Yes, and I can see that you are suffering too. I hope your suffering ends in a non-dramatic and totally cool manner.
(Antipsychotics sometimes cause akasthesia, a hellish state of being...)
If I was in a lesser vessel, I would've topped myself a long time ago.
How durable are you if you don't mind me asking?
It is okay to give up, the question is always what do you do after you've given up. If it's to wallow in self-pity then wallowing in self-pity is bad and that makes giving up look bad. As usual, your thread lacks any context.

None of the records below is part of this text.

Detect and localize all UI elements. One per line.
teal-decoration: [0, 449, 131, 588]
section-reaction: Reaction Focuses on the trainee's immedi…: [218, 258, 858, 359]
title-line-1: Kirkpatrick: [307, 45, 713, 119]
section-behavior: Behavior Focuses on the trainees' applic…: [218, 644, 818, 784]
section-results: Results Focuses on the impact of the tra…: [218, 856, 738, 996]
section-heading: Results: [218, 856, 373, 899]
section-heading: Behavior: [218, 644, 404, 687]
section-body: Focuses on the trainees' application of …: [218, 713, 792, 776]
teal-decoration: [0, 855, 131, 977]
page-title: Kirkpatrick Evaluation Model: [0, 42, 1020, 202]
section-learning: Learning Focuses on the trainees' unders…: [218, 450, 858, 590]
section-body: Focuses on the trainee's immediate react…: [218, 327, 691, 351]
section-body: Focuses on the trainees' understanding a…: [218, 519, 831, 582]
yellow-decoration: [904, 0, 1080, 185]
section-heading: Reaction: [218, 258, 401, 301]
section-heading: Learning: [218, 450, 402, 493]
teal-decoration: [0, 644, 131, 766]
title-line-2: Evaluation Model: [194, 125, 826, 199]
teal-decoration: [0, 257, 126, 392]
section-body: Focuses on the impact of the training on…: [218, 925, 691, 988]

Give up and try again - in a way that doesn't resemble trying to do the exact same thing that just failed. Do it until you reach an outcome that's acceptable. Don't just try to do the same way of achieving the same goal - which might've always been unrealistic, unattainable or just unlikely to give you the result you thought it would.
Why would anyone whether they wanted what's best for you or not, think that giving up and wallowing in self-pity is a respectable choice?

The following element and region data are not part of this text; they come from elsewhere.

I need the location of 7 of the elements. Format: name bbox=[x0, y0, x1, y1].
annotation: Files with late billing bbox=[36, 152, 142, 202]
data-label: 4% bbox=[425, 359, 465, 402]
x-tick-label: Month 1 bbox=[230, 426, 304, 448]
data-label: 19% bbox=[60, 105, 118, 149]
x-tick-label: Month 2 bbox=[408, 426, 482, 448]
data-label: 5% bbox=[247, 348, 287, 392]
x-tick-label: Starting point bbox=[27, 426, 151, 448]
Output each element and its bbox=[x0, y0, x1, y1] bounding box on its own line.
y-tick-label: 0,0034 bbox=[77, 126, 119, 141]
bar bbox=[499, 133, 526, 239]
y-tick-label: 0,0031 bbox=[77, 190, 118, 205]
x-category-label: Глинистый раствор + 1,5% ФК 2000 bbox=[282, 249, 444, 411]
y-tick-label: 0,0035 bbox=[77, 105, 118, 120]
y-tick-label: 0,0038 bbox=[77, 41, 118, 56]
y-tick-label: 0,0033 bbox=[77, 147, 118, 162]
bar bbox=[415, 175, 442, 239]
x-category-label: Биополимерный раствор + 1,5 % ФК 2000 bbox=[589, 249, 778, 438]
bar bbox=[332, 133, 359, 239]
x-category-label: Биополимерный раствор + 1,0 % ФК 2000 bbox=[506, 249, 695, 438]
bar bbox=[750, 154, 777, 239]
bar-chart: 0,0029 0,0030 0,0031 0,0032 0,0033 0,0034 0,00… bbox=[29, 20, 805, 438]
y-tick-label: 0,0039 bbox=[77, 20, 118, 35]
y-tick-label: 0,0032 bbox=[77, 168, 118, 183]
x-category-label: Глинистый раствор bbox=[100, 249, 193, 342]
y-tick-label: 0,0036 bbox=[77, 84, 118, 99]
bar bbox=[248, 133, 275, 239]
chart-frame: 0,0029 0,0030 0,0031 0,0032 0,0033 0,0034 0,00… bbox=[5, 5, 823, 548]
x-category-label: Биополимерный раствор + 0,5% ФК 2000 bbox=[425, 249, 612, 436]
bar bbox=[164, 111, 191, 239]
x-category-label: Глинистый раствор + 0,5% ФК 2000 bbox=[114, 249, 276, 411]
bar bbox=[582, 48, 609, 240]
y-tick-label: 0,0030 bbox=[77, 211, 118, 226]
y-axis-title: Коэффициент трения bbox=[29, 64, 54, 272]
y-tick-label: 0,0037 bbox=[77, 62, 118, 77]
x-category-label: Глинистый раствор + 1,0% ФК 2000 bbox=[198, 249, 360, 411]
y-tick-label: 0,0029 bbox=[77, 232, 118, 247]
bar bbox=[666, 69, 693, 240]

Not very. It sounds like a different hell.
Do your expectations match your composure under duress? I can't say much about myself in that manner. :confused:
What kind of duress?
Emotional, financial?
I've always thought there are two ways to solve a problem.
You tackle the nature of the problem or you interpret differently so that which was once a problem is no longer a problem or at least less of a problem.

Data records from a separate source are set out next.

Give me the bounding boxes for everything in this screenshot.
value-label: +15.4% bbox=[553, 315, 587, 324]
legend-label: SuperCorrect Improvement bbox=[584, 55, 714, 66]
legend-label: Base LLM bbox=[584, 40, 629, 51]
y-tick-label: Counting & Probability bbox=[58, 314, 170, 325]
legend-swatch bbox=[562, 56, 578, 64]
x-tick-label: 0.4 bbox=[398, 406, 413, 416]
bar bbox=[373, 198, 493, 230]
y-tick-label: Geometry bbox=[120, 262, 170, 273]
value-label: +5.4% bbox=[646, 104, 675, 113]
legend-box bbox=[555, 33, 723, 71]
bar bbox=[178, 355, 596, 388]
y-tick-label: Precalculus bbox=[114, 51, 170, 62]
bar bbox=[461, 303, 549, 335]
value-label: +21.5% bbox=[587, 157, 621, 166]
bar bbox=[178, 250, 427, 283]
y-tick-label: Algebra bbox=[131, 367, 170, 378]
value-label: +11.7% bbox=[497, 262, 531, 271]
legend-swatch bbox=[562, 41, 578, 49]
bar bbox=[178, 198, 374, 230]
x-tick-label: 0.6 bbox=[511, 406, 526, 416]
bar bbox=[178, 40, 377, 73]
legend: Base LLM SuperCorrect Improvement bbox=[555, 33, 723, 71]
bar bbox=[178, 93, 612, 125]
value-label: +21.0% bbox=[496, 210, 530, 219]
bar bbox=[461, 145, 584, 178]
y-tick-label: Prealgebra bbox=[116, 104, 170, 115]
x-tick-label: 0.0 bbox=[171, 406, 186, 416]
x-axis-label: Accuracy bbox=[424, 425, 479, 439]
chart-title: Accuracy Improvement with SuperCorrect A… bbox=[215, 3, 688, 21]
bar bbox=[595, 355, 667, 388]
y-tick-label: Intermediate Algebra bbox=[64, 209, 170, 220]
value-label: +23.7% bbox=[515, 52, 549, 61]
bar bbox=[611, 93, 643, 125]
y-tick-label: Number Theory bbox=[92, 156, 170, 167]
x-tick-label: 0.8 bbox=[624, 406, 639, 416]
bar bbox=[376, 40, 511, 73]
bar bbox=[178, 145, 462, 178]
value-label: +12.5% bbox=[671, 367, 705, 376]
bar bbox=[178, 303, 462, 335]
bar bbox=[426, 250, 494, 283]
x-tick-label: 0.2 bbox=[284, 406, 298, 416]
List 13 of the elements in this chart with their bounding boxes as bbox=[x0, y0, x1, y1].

Why don't you give up on tackling the nature of the problem, that would be better than not giving up and not doing anything which just creates a cycle of stress and discontent. Or at least take a break from not giving up.
Turn your wallowing into cynicism - or something like that. Try to find a better way of not being okay with your situation, one that allows you some strength. Then use that strength to slightly improve the things that you can't stop caring about. In any case, stop trying to do that which you know you can't do and try to find something which you can because even if it leads to no progress whatsoever, it will at least have you walking forward rather than standing still.
There are almost certainly things you need to give up on but contentment isn't one of them.
On a philosophical note as opposed to advice to someone that I don't know, anything we think "society" thinks is a pristine, unrealistic version of what's real. Seemingly happy marriages that aren't happy, great jobs that make people miserable and levels of attractiveness that only a small handful of the population have access to. There's something for everyone but that something often isn't what we're taught to think it is and it can feel counterintuitive.
Luck plays a bigger role than most people are happy to admit but even if you got a raw deal that prevents you from succeeding in a stereotypical way, it doesn't mean you should give up on being content with your life. Flip the table and stop playing the game you were playing and make new rules that redefine success as the thing you want to do and are able to do.
Depends on what you mean by give up. I thought you meant suicide or something like that. If you just mean move away from society and live by yourself...then no, society doesnt owe you support or anything else. Society is a social contract we make with each other, if you choose not to participate in that social contract then yes youbare on your own.
Generally speaking, by "giving up" I mean, the rejection of commonly held values that guide Western economically driven sociopolitical mechanisms of incentives and disincentives that shape or to some degree govern human behavior in those particular societies.
That is one classy way to declare your hippy-ness. You should have come out a long time again, you would have been happier.